Mon premier jour aux HLM ... 

 De notre arrivée à la Cité des Jardins, en janvier 1952, je garde un souvenir assez particulier.
Je venais d’avoir six ans et dans ce nouveau décor, tout me paraissait immense. D’abord la lourde porte d’entrée avec ses bandes verticales de verre cathédrale et son cadre métallique noir redoutable pour nos petits doigts. Puis le hall bordé sur la gauche d’une double rangée de boites aux lettres encore anonymes tout près de la porte de la loge du concierge.

En face l’escalier s’enroulait autour d’une cage d’ascenseur vide et sonore. Ses larges marches de graniteau qui faisaient un éventail dans les angles (et qui allait devenir un de nos futurs terrain de jeux), étaient protégées par un mur crépi Surmonté d’une rampe . Il nous conduisait chez nous. Cette première ascension me parut interminable avec l’impression de monter jusqu’au ciel. Autour de moi j’entendais des « encore deux étages mon dieu que c’est haut !!» d’autant plus impressionnants que je ne pouvais pas encore le vérifier par moi-même, mon regard atteignant à peine la hauteur de la rampe. Arrivés au quatrième étage, soulevée par un plus grand que moi j’ai vu par dessus le mur … un gouffre ... vraiment très impressionnant.

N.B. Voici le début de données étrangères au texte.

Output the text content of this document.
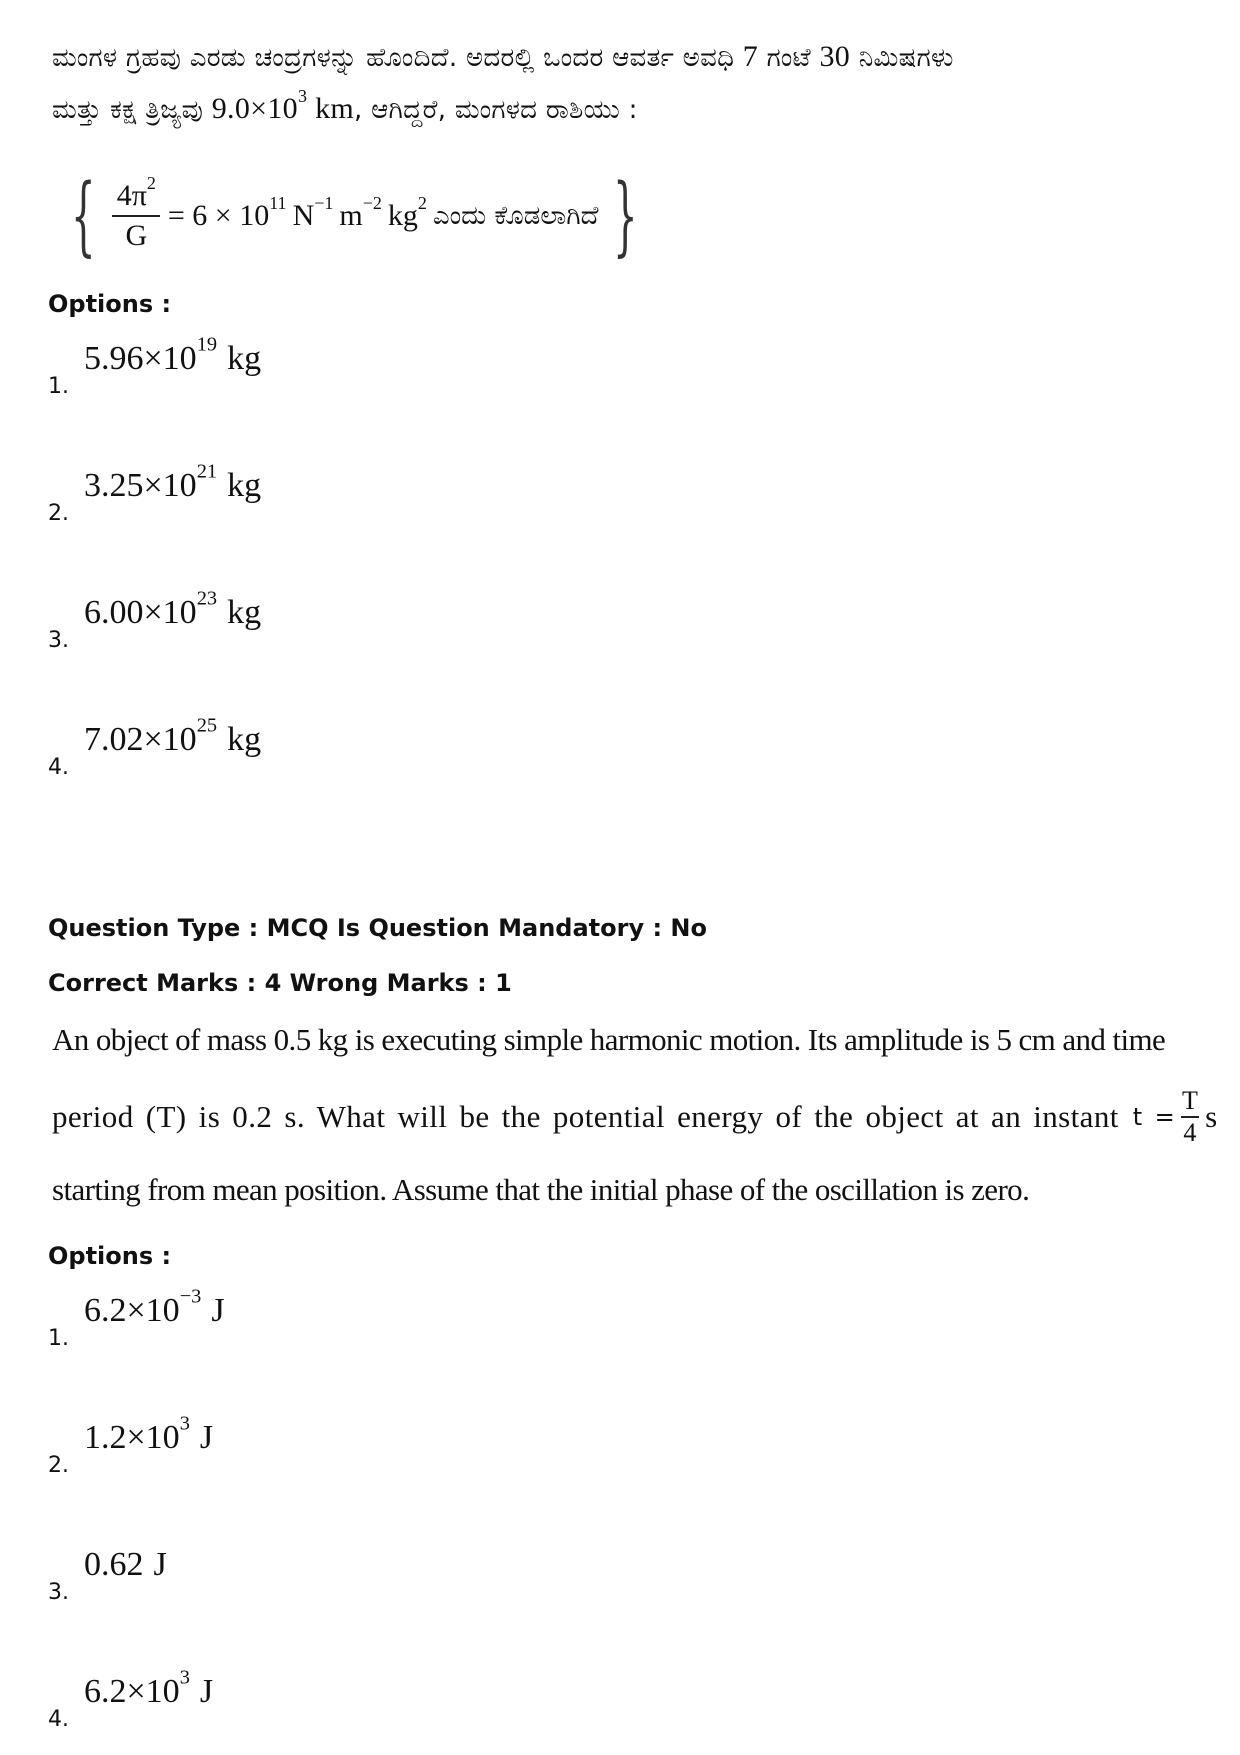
ಮಂಗಳ ಗ್ರಹವು ಎರಡು ಚಂದ್ರಗಳನ್ನು ಹೊಂದಿದೆ. ಅದರಲ್ಲಿ ಒಂದರ ಆವರ್ತ ಅವಧಿ 7 ಗಂಟೆ 30 ನಿಮಿಷಗಳು
ಮತ್ತು ಕಕ್ಷ ತ್ರಿಜ್ಯವು $9.0\times 10^3$ km, ಆಗಿದ್ದರೆ, ಮಂಗಳದ ರಾಶಿಯು :
{ $\frac{4\pi^2}{G} = 6 \times 10^{11}$ $N^{-1}$ $m^{-2}$ $kg^2$ ಎಂದು ಕೊಡಲಾಗಿದೆ }
Options :
1.
$5.96\times 10^{19}$ kg
2.
$3.25\times 10^{21}$ kg
3.
$6.00\times 10^{23}$ kg
4.
$7.02\times 10^{25}$ kg
Question Type : MCQ Is Question Mandatory : No
Correct Marks : 4 Wrong Marks : 1
An object of mass 0.5 kg is executing simple harmonic motion. Its amplitude is 5 cm and time
period (T) is 0.2 s. What will be the potential energy of the object at an instant t =
T
4 s
starting from mean position. Assume that the initial phase of the oscillation is zero.
Options :
1.
$6.2\times 10^{-3}$ J
2.
$1.2\times 10^3$ J
3.
0.62 J
4.
$6.2\times 10^3$ J
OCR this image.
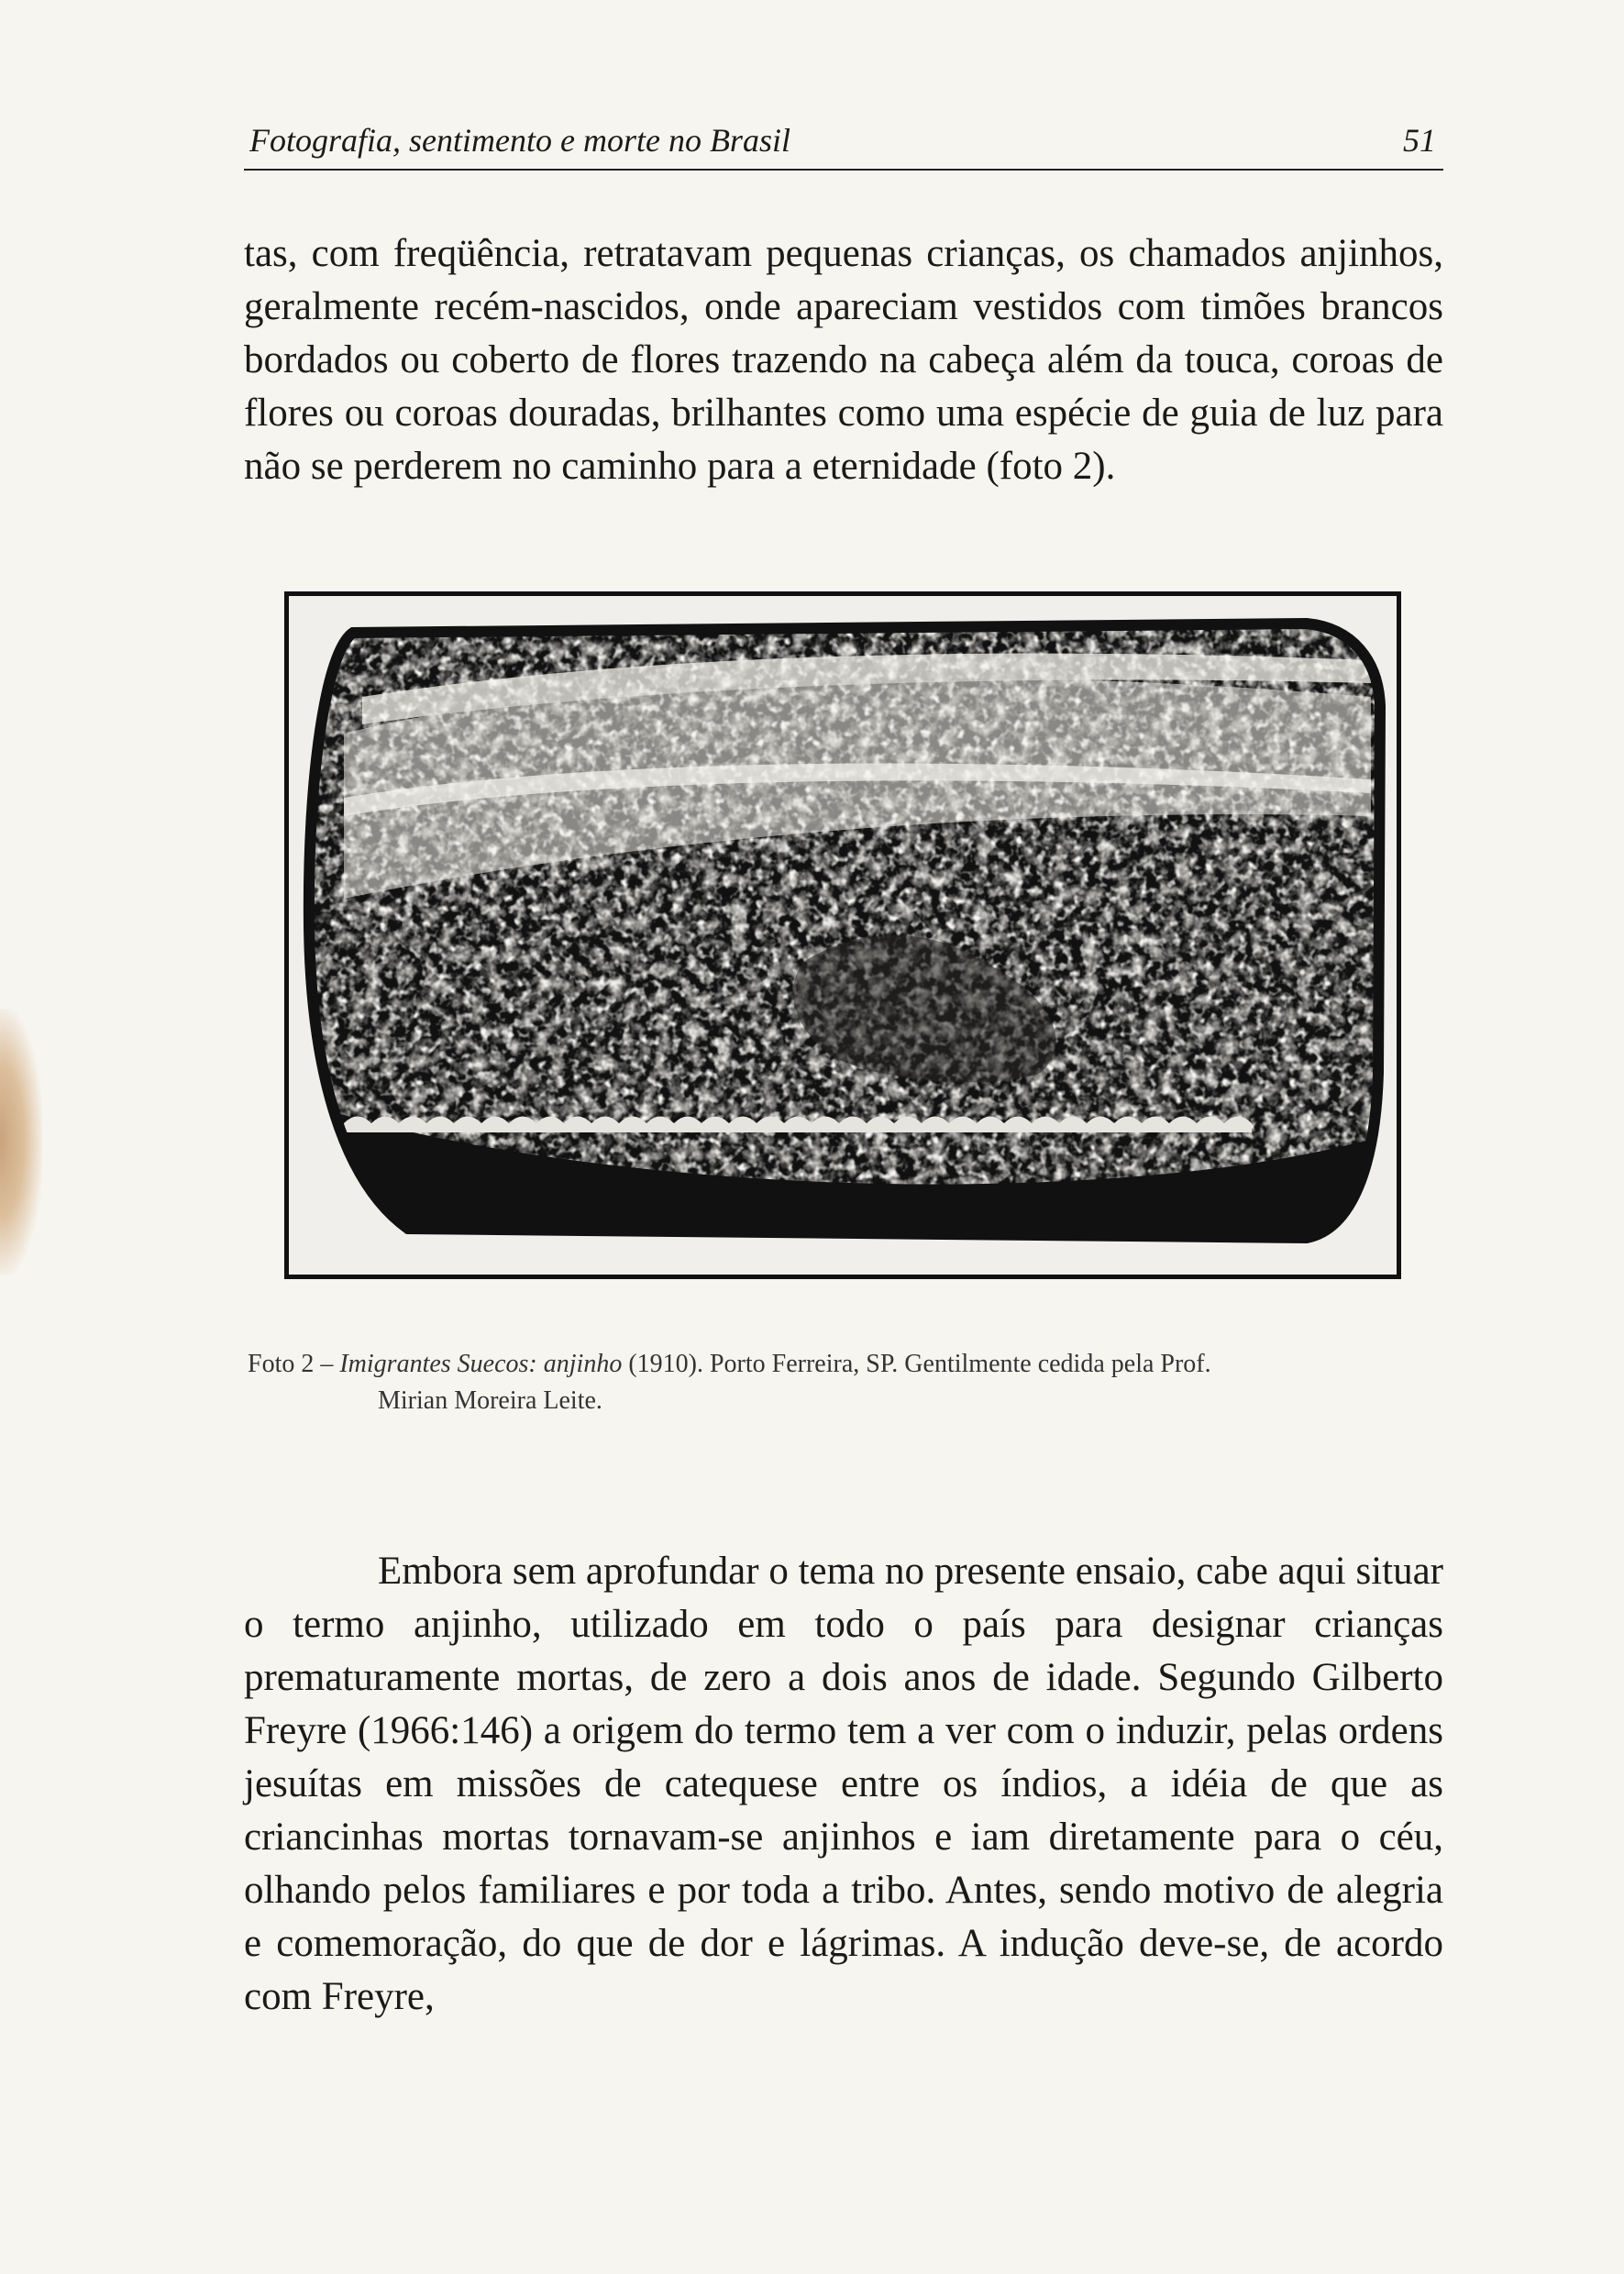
Fotografia, sentimento e morte no Brasil	51

tas, com freqüência, retratavam pequenas crianças, os chamados anjinhos, geralmente recém-nascidos, onde apareciam vestidos com timões brancos bordados ou coberto de flores trazendo na cabeça além da touca, coroas de flores ou coroas douradas, brilhantes como uma espécie de guia de luz para não se perderem no caminho para a eternidade (foto 2).

Foto 2 – Imigrantes Suecos: anjinho (1910). Porto Ferreira, SP. Gentilmente cedida pela Prof.
Mirian Moreira Leite.

Embora sem aprofundar o tema no presente ensaio, cabe aqui situar o termo anjinho, utilizado em todo o país para designar crianças prematuramente mortas, de zero a dois anos de idade. Segundo Gilberto Freyre (1966:146) a origem do termo tem a ver com o induzir, pelas ordens jesuítas em missões de catequese entre os índios, a idéia de que as criancinhas mortas tornavam-se anjinhos e iam diretamente para o céu, olhando pelos familiares e por toda a tribo. Antes, sendo motivo de alegria e comemoração, do que de dor e lágrimas. A indução deve-se, de acordo com Freyre,
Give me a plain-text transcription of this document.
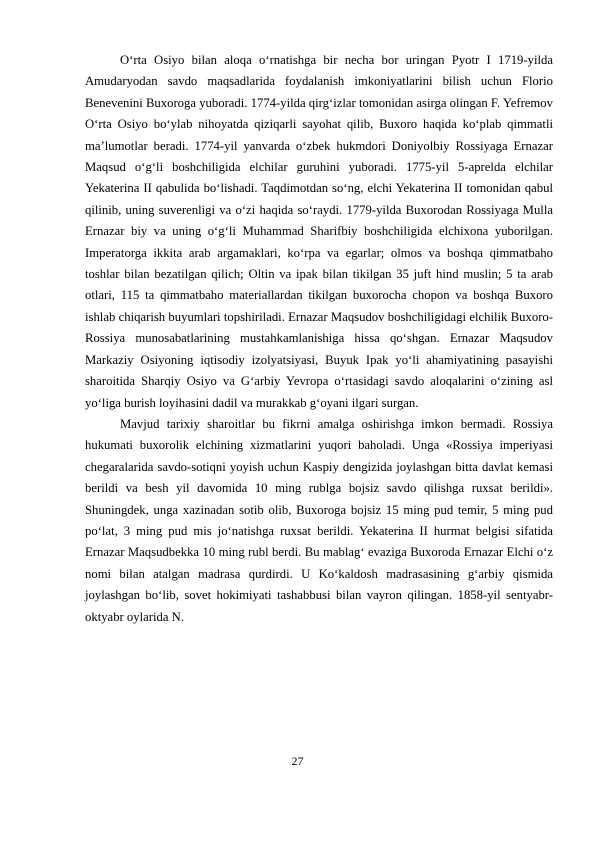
O‘rta Osiyo bilan aloqa o‘rnatishga bir necha bor uringan Pyotr I 1719-yilda Amudaryodan savdo maqsadlarida foydalanish imkoniyatlarini bilish uchun Florio Benevenini Buxoroga yuboradi. 1774-yilda qirg‘izlar tomonidan asirga olingan F. Yefremov O‘rta Osiyo bo‘ylab nihoyatda qiziqarli sayohat qilib, Buxoro haqida ko‘plab qimmatli ma’lumotlar beradi. 1774-yil yanvarda o‘zbek hukmdori Doniyolbiy Rossiyaga Ernazar Maqsud o‘g‘li boshchiligida elchilar guruhini yuboradi. 1775-yil 5-aprelda elchilar Yekaterina II qabulida bo‘lishadi. Taqdimotdan so‘ng, elchi Yekaterina II tomonidan qabul qilinib, uning suverenligi va o‘zi haqida so‘raydi. 1779-yilda Buxorodan Rossiyaga Mulla Ernazar biy va uning o‘g‘li Muhammad Sharifbiy boshchiligida elchixona yuborilgan. Imperatorga ikkita arab argamaklari, ko‘rpa va egarlar; olmos va boshqa qimmatbaho toshlar bilan bezatilgan qilich; Oltin va ipak bilan tikilgan 35 juft hind muslin; 5 ta arab otlari, 115 ta qimmatbaho materiallardan tikilgan buxorocha chopon va boshqa Buxoro ishlab chiqarish buyumlari topshiriladi. Ernazar Maqsudov boshchiligidagi elchilik Buxoro-Rossiya munosabatlarining mustahkamlanishiga hissa qo‘shgan. Ernazar Maqsudov Markaziy Osiyoning iqtisodiy izolyatsiyasi, Buyuk Ipak yo‘li ahamiyatining pasayishi sharoitida Sharqiy Osiyo va G‘arbiy Yevropa o‘rtasidagi savdo aloqalarini o‘zining asl yo‘liga burish loyihasini dadil va murakkab g‘oyani ilgari surgan.

Mavjud tarixiy sharoitlar bu fikrni amalga oshirishga imkon bermadi. Rossiya hukumati buxorolik elchining xizmatlarini yuqori baholadi. Unga «Rossiya imperiyasi chegaralarida savdo-sotiqni yoyish uchun Kaspiy dengizida joylashgan bitta davlat kemasi berildi va besh yil davomida 10 ming rublga bojsiz savdo qilishga ruxsat berildi». Shuningdek, unga xazinadan sotib olib, Buxoroga bojsiz 15 ming pud temir, 5 ming pud po‘lat, 3 ming pud mis jo‘natishga ruxsat berildi. Yekaterina II hurmat belgisi sifatida Ernazar Maqsudbekka 10 ming rubl berdi. Bu mablag‘ evaziga Buxoroda Ernazar Elchi o‘z nomi bilan atalgan madrasa qurdirdi. U Ko‘kaldosh madrasasining g‘arbiy qismida joylashgan bo‘lib, sovet hokimiyati tashabbusi bilan vayron qilingan. 1858-yil sentyabr-oktyabr oylarida N.

27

Une fois la porte ouverte, ébahi devant cet espace magnifique chacun passait d’une pièce à l’autre. Tout le monde parlait en même temps allant de merveille en merveille : c’était la cuisine, avec son chauffe-eau et sa hotte vitrée, les chambres qui semblaient si vastes , la salle à manger, la cheminée, la salle de bains et sa baignoire sabot, le cabinet les placards… tant de choses qui nous avaient manqué jusque là.

Venant d’un logement minuscule et sombre parce que niché sur les pentes du Ravin raz el Aîn; ce qui me surprenait le plus c’était le nombre et la taille des fenêtres. En effet, à l’exception du hall d’entrée et des WC, toutes les pièces s’ouvraient sur l’extérieur et le plus extraordinaire à mes yeux c’était les deux balcons. On y accédait par des portes-fenêtres dans la salle à manger et la cuisine et par une baie vitrée dans deux des trois chambres. La troisième chambre possédait une entrée directe sur le palier.

Très vite j’allais d’une fenêtre à l’autre pour voir dehors. La cité devait être encore un vaste chantier, mais je ne m’en souviens pas. Il me reste pourtant une image très nette de cette première soirée aux HLM.

La nuit tombée, l’orage qui menaçait depuis notre arrivée finit par éclater illuminant d’un seul coup toutes les fenêtres, d’une grande lumière aveuglante et bleutée. J’étais très impressionnée mais en même temps je me sentais en sécurité, à l’abri et bien au sec je me régalais de ce feu d’artifice, bien qu’à chaque coup de tonnerre je rentrais la tête dans les épaules en fermant les yeux, sans quitter mon poste d’observation dans la salle à manger.

Bientôt quelqu’un dit derrière moi : « ça yé c’est passé » ... En effet, l’orage s’éloigna lentement, laissant place à la pluie. De grosses gouttes crépitaient dessinant des rigoles ondulées qui dégoulinaient sur les carreaux . Je m’amusais à suivre leur descente du regard. Je restais là un grand moment à rêver quand soudain je vis quelque chose qui m’étonna beaucoup.

Sur le trottoir d’en face dans la lumière du lampadaire la pluie formait comme un entonnoir renversé dans lequel se déversaient des milliers de perles dorées. Très brillants sur le haut, ces rayons de moins en moins lumineux tombaient jusqu’au sol dans une tache claire où les gouttes semblaient danser comme des folles .J’ai regardé longtemps, le nez collé à la vitre, fascinée par ce spectacle comme s’il était magique et qui durait, qui durait pour mon seul plaisir Toutes ces gouttelettes de lumière qui brillaient dans la nuit, comme un rendez vous d’étoiles filantes c’était fantastique.

…. D’habitude il fallait lever les yeux pour voir tomber la pluie mais là, vue du quatrième étage cette image nouvelle était si belle qu’elle s’est imprimée dans ma mémoire d’une façon indélébile. Elle revient n’importe où, n’importe quand, il me suffit de baisser les paupières…si je veux retrouver ce doux moment de bien-être.